Ah, Ceres. No, I’d never heard of it, either. I believe that if they’d told us the history of that little guy, we’d all have come to embrace the dwarves.

Once upon a time, (1801 to be exact,) an Italian astronomer discovered Ceres, thereafter commonly known as the 8th planet (Neptune and Pluto hadn’t been discovered yet). For years, every school textbook listed it among the planets and people got very excited about it.

Then, just like Pluto, it got put down.

Why? Well, I haven’t yet told you where it lives. And this is where it gets a bit embarrassing for the people who published textbooks in 1801: little Ceres is between Mars and Jupiter, smack-dab in the middle of the asteroid belt. Of course, they didn’t know about the asteroid belt then. Their telescopes were only just becoming powerful enough to see that far. In the 50 years that followed, so many asteroids were found in that area that they stopped getting excited and naming them … and little Ceres was quietly erased from the list of planets.

So what does this have to do with Pluto? Everything. It turns out, Pluto resides in an asteroid belt of it’s own, known as the Kuiper Belt, and the reason most of us don’t know that name is that our current telescopes are only now getting powerful enough to spot all the little balls of ice floating at that distance.

So here’s the joke: just like Ceres, Pluto has much more in common with those asteroids than it does with any planet. In retrospect, we should have realized that we were jumping the gun once again, but … it’s funner to discover planets than asteroids, now, isn’t it?

So will they change their mind about the other 8 planets, just when we’re settling into this? No. I assure you, those are safe. (The one thing that our main planets have in common that nothing else we’ve found so far does is this: they circle our sun in perfectly round orbits.

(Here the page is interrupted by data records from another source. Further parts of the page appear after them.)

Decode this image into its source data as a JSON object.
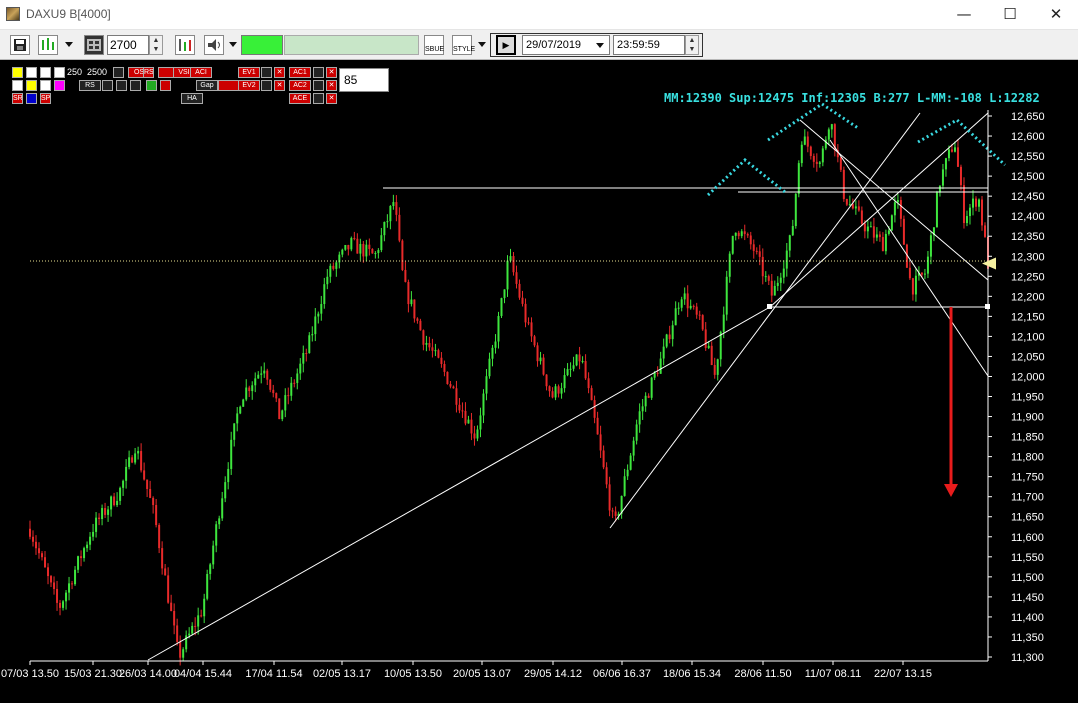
{
  "window": {
    "title": "DAXU9 B[4000]",
    "minimize": "—",
    "maximize": "☐",
    "close": "✕"
  },
  "toolbar": {
    "bars_value": "2700",
    "date_value": "29/07/2019",
    "time_value": "23:59:59",
    "sbue_label": "SBUE",
    "style_label": "STYLE"
  },
  "chart_tools": {
    "row1_nums": [
      "250",
      "2500"
    ],
    "ind_labels": [
      "OS",
      "RS",
      "VSI",
      "ACI",
      "EV1",
      "AC1",
      "EV2",
      "AC2",
      "ACE"
    ],
    "misc_labels": [
      "Gap",
      "HA",
      "SR",
      "SP",
      "RS"
    ],
    "smoothing": "85"
  },
  "chart_data": {
    "type": "candlestick",
    "title": "MM:12390 Sup:12475 Inf:12305 B:277 L-MM:-108 L:12282",
    "y_ticks": [
      12650,
      12600,
      12550,
      12500,
      12450,
      12400,
      12350,
      12300,
      12250,
      12200,
      12150,
      12100,
      12050,
      12000,
      11950,
      11900,
      11850,
      11800,
      11750,
      11700,
      11650,
      11600,
      11550,
      11500,
      11450,
      11400,
      11350,
      11300
    ],
    "ylim": [
      11300,
      12650
    ],
    "x_ticks": [
      "07/03 13.50",
      "15/03 21.30",
      "26/03 14.00",
      "04/04 15.44",
      "17/04 11.54",
      "02/05 13.17",
      "10/05 13.50",
      "20/05 13.07",
      "29/05 14.12",
      "06/06 16.37",
      "18/06 15.34",
      "28/06 11.50",
      "11/07 08.11",
      "22/07 13.15"
    ],
    "last_price": 12282,
    "key_path": [
      {
        "t": 0,
        "v": 11620
      },
      {
        "t": 0.03,
        "v": 11420
      },
      {
        "t": 0.065,
        "v": 11620
      },
      {
        "t": 0.095,
        "v": 11720
      },
      {
        "t": 0.11,
        "v": 11830
      },
      {
        "t": 0.13,
        "v": 11650
      },
      {
        "t": 0.155,
        "v": 11300
      },
      {
        "t": 0.18,
        "v": 11420
      },
      {
        "t": 0.2,
        "v": 11700
      },
      {
        "t": 0.22,
        "v": 11950
      },
      {
        "t": 0.245,
        "v": 12030
      },
      {
        "t": 0.26,
        "v": 11900
      },
      {
        "t": 0.29,
        "v": 12070
      },
      {
        "t": 0.31,
        "v": 12250
      },
      {
        "t": 0.335,
        "v": 12330
      },
      {
        "t": 0.36,
        "v": 12300
      },
      {
        "t": 0.38,
        "v": 12440
      },
      {
        "t": 0.39,
        "v": 12230
      },
      {
        "t": 0.41,
        "v": 12100
      },
      {
        "t": 0.435,
        "v": 12000
      },
      {
        "t": 0.465,
        "v": 11850
      },
      {
        "t": 0.49,
        "v": 12150
      },
      {
        "t": 0.5,
        "v": 12300
      },
      {
        "t": 0.52,
        "v": 12120
      },
      {
        "t": 0.545,
        "v": 11950
      },
      {
        "t": 0.575,
        "v": 12050
      },
      {
        "t": 0.59,
        "v": 11880
      },
      {
        "t": 0.61,
        "v": 11620
      },
      {
        "t": 0.635,
        "v": 11900
      },
      {
        "t": 0.66,
        "v": 12050
      },
      {
        "t": 0.68,
        "v": 12210
      },
      {
        "t": 0.7,
        "v": 12130
      },
      {
        "t": 0.715,
        "v": 12000
      },
      {
        "t": 0.735,
        "v": 12380
      },
      {
        "t": 0.755,
        "v": 12320
      },
      {
        "t": 0.775,
        "v": 12200
      },
      {
        "t": 0.795,
        "v": 12350
      },
      {
        "t": 0.805,
        "v": 12600
      },
      {
        "t": 0.825,
        "v": 12530
      },
      {
        "t": 0.835,
        "v": 12650
      },
      {
        "t": 0.85,
        "v": 12450
      },
      {
        "t": 0.87,
        "v": 12380
      },
      {
        "t": 0.89,
        "v": 12330
      },
      {
        "t": 0.905,
        "v": 12440
      },
      {
        "t": 0.92,
        "v": 12220
      },
      {
        "t": 0.935,
        "v": 12260
      },
      {
        "t": 0.95,
        "v": 12490
      },
      {
        "t": 0.965,
        "v": 12590
      },
      {
        "t": 0.975,
        "v": 12400
      },
      {
        "t": 0.99,
        "v": 12450
      },
      {
        "t": 1.0,
        "v": 12282
      }
    ],
    "grid": false,
    "colors": {
      "up": "#3ee63e",
      "down": "#e82a2a",
      "background": "#000000",
      "annotation": "#39d8e0",
      "arrow": "#e81c1c",
      "axis": "#ffffff"
    }
  }
}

Every asteroid and dwarf planet has an elliptical orbit, not necessarily centered around the sun, suggesting that they were products of collisions. Dwarf planets, meanwhile, differ from the common asteroid only by being much, much bigger and having enough self-gravity to become round.)

But if we find something else hiding out between here and Neptune, I’m going to tell my kids not to bother learning its name.

Incidentally, the discovery of the other 3 dwarves is fascinating story, one that I can’t tell nearly as well as the man who discovered it. I highly recommend that you read “How I Killed Pluto .. and Why It Had It Coming” by Mike Brown.